Mary Wolfe is well-known for the very generous contribution she and Fritz made that started the Wolfe Center for the Arts at BGSU. We can also thank the Wolfes for interesting architecture of the building, since they encouraged BGSU to hire the architecture firm, Snohetta, of Norway. The Wolfe Center opened in December 2011. Six months later, at the Toledo Museum of Art, the Wolfe Gallery for Contemporary Art opened, thanks to the Wolfes $2 million donation to the Museum for the renovation of the old glass gallery behind the Egyptian gallery that had not been used for 15 years. 
 
For interesting accounts of the many roles she played throughout her life, see these two tributes to Mary Wolfe that were published shortly after her death by The Blade and Bowling Green State University.
 
I love the quote that was in the earlier, Blade breaking news report, taken from a 2011 Blade interview in regard to her art patronage. Mary Wolfe said, “It’s made life so much more interesting and wonderful for us.

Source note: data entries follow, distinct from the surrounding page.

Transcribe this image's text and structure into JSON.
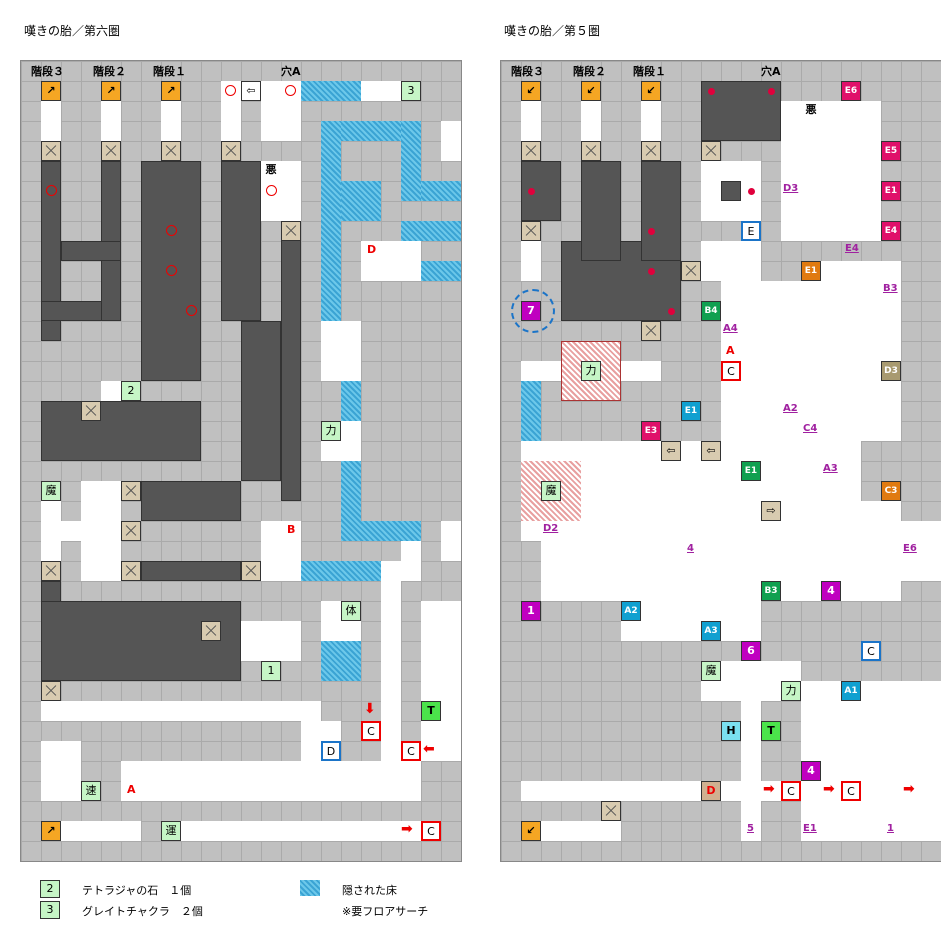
{
  "maps": [
    {
      "title": "嘆きの胎／第六圏",
      "headers": [
        "階段３",
        "階段２",
        "階段１",
        "穴A"
      ],
      "markers": {
        "ma": "魔",
        "chikara": "力",
        "aku": "悪",
        "tai": "体",
        "soku": "速",
        "un": "運",
        "c": "C",
        "d": "D",
        "a": "A",
        "b": "B",
        "t": "T",
        "n1": "1",
        "n2": "2",
        "n3": "3"
      }
    },
    {
      "title": "嘆きの胎／第５圏",
      "headers": [
        "階段３",
        "階段２",
        "階段１",
        "穴A"
      ],
      "markers": {
        "ma": "魔",
        "chikara": "力",
        "aku": "悪",
        "c": "C",
        "d": "D",
        "a": "A",
        "e": "E",
        "h": "H",
        "t": "T",
        "n7": "7",
        "n6": "6",
        "n4": "4",
        "n1": "1",
        "e1": "E1",
        "e3": "E3",
        "e4": "E4",
        "e5": "E5",
        "e6": "E6",
        "b3": "B3",
        "b4": "B4",
        "a1": "A1",
        "a2": "A2",
        "a3": "A3",
        "a4": "A4",
        "c3": "C3",
        "c4": "C4",
        "d2": "D2",
        "d3": "D3",
        "u4": "4",
        "u5": "5",
        "u1": "1"
      }
    }
  ],
  "legend": [
    {
      "icon": "2",
      "text": "テトラジャの石　１個"
    },
    {
      "icon": "3",
      "text": "グレイトチャクラ　２個"
    },
    {
      "text": "隠された床"
    },
    {
      "text": "※要フロアサーチ"
    }
  ],
  "colors": {
    "wall": "#c0c0c0",
    "floor": "#ffffff",
    "dark": "#555555",
    "hidden": "#4fb8e0",
    "stair": "#f5a623",
    "red": "#e00000",
    "blue": "#1b74c8"
  }
}
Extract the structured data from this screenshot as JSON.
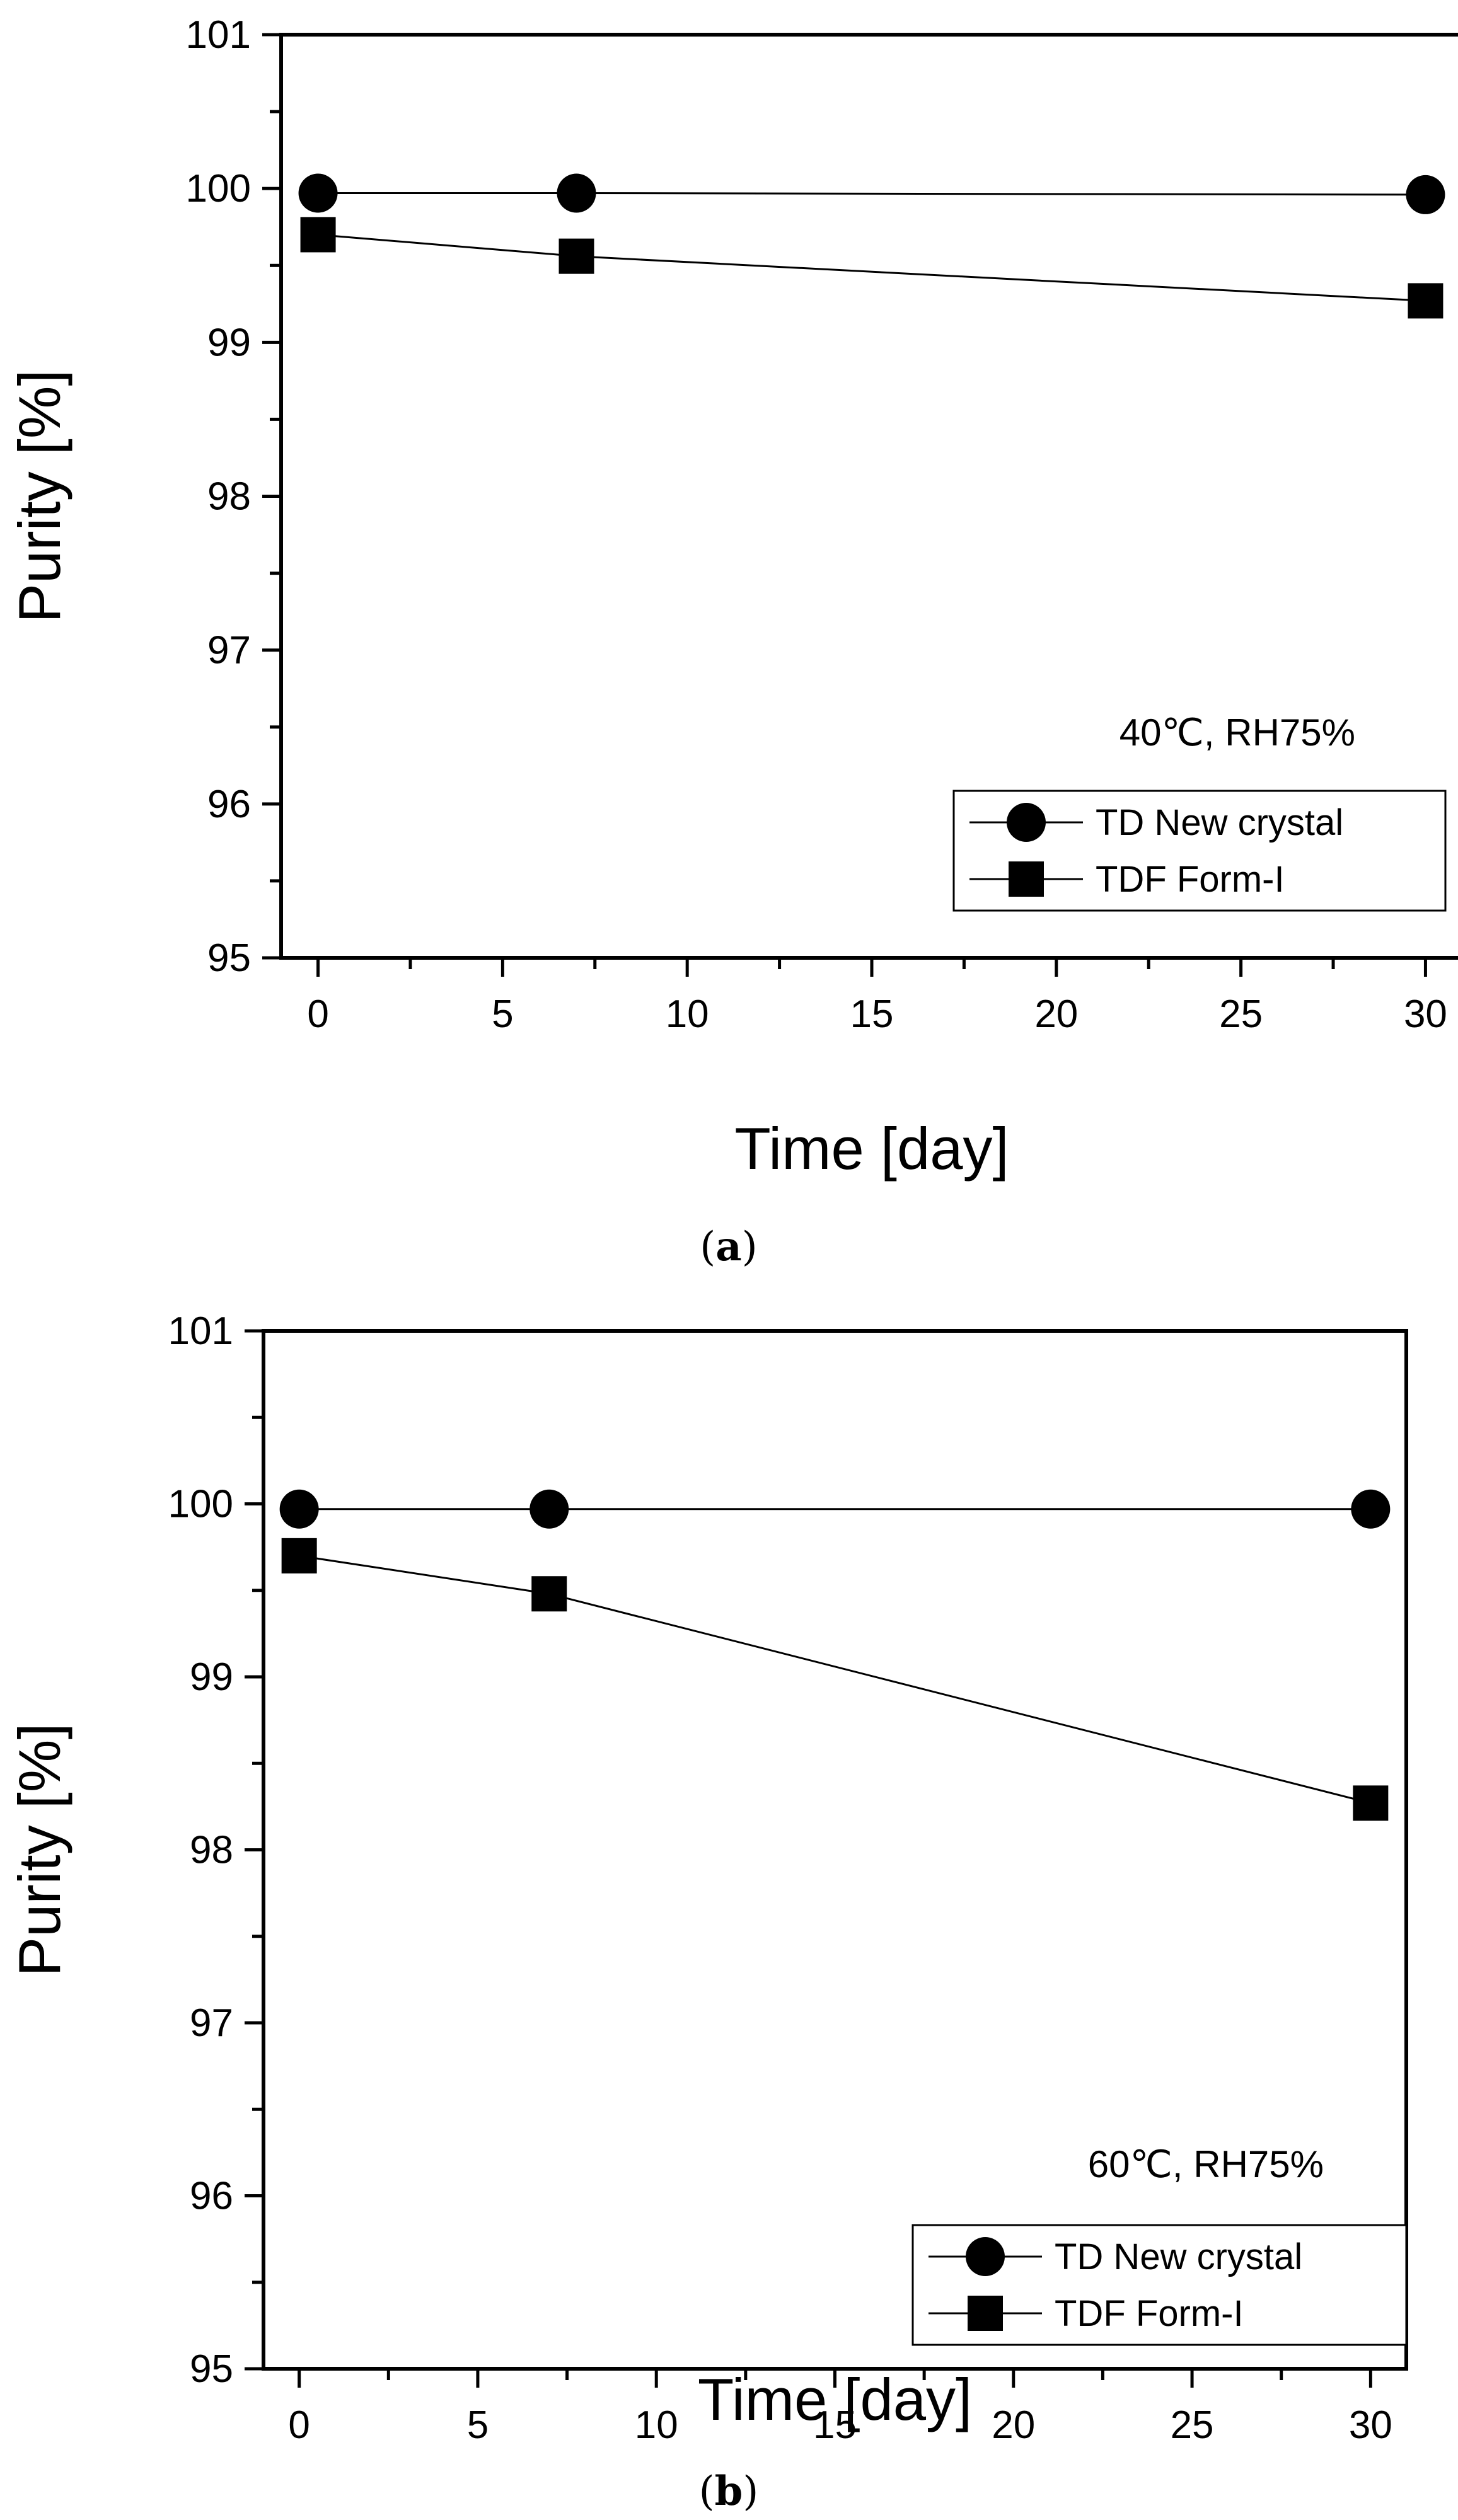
{
  "chart_data": [
    {
      "type": "line",
      "panel_label": "a",
      "condition": "40℃, RH75%",
      "xlabel": "Time [day]",
      "ylabel": "Purity [%]",
      "xlim": [
        -1,
        31
      ],
      "ylim": [
        95,
        101
      ],
      "xticks": [
        "0",
        "5",
        "10",
        "15",
        "20",
        "25",
        "30"
      ],
      "yticks": [
        "95",
        "96",
        "97",
        "98",
        "99",
        "100",
        "101"
      ],
      "legend_position": "bottom-right",
      "series": [
        {
          "name": "TD New crystal",
          "marker": "circle",
          "x": [
            0,
            7,
            30
          ],
          "y": [
            99.97,
            99.97,
            99.96
          ]
        },
        {
          "name": "TDF Form-I",
          "marker": "square",
          "x": [
            0,
            7,
            30
          ],
          "y": [
            99.7,
            99.56,
            99.27
          ]
        }
      ]
    },
    {
      "type": "line",
      "panel_label": "b",
      "condition": "60℃, RH75%",
      "xlabel": "Time [day]",
      "ylabel": "Purity [%]",
      "xlim": [
        -1,
        31
      ],
      "ylim": [
        95,
        101
      ],
      "xticks": [
        "0",
        "5",
        "10",
        "15",
        "20",
        "25",
        "30"
      ],
      "yticks": [
        "95",
        "96",
        "97",
        "98",
        "99",
        "100",
        "101"
      ],
      "legend_position": "bottom-right",
      "series": [
        {
          "name": "TD New crystal",
          "marker": "circle",
          "x": [
            0,
            7,
            30
          ],
          "y": [
            99.97,
            99.97,
            99.97
          ]
        },
        {
          "name": "TDF Form-I",
          "marker": "square",
          "x": [
            0,
            7,
            30
          ],
          "y": [
            99.7,
            99.48,
            98.27
          ]
        }
      ]
    }
  ]
}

It gives you a great feeling.” How lovely to know this, how the Wolfes felt about art collecting and their kind act of supporting the arts, since what they have given us has truly made the lives of an entire community much more wonderful and interesting and gives us a great feeling.
 
I am grateful to have known her. She and Fritz came to my daughter, Anna Friemoth’s opening at the Paula Brown Gallery last year and bought her work. It means so much, since I know they have such exquisite and discerning taste in art.
 
Two years ago, my husband and I were invited to a small studio tour of Austrian LED light artist Erwin Redl, currently living in Bowling Green, with Mary & Fritz Wolfe and two of their three daughters and a mutual friend. Erwin Redl’s studio is in a huge warehouse, divided into several rooms. Erwin creates conceptual light installations for international museums. The experience of the work in each room of his studio tour became progressively grander and more energetic.  It was pretty special to be experiencing this tour with the Wolfes and I could see that Mary Wolfe was inspired. Later, her daughter Lisa told me that her mother was absolutely taken by the installations, and especially the last room, that had streams of red lights and blue lights speeding rhythmically from wall to wall close to the ceiling. Mary remarked about the last room, “This is what I imagine heaven will be like!”
 
I was just getting ready to send Mary Wolfe a card for my upcoming show, Artists of Toledo at the Paula Brown Gallery, that opens November 13. I printed some snapshots from that night at Erwin’s, together with a note. I had them out on my table waiting to find the right sized envelope when I read the Blade report that she died. I had just been with Lisa two days before at Bowling Green State University and later I sat in the theatre in the Wolfe Art Center for a scholarly talk on animal vision. It was a celebrated event and the audience included many VIPs but Mary Wolfe wasn’t there as I thought she might have been. She had a stroke that evening and died the next day, surrounded by loved ones.
 
Our prayers go out to Mary’s family, her many friends, and to our entire community. We lost someone pretty wonderful. We will always remember her because she brought so much art to life.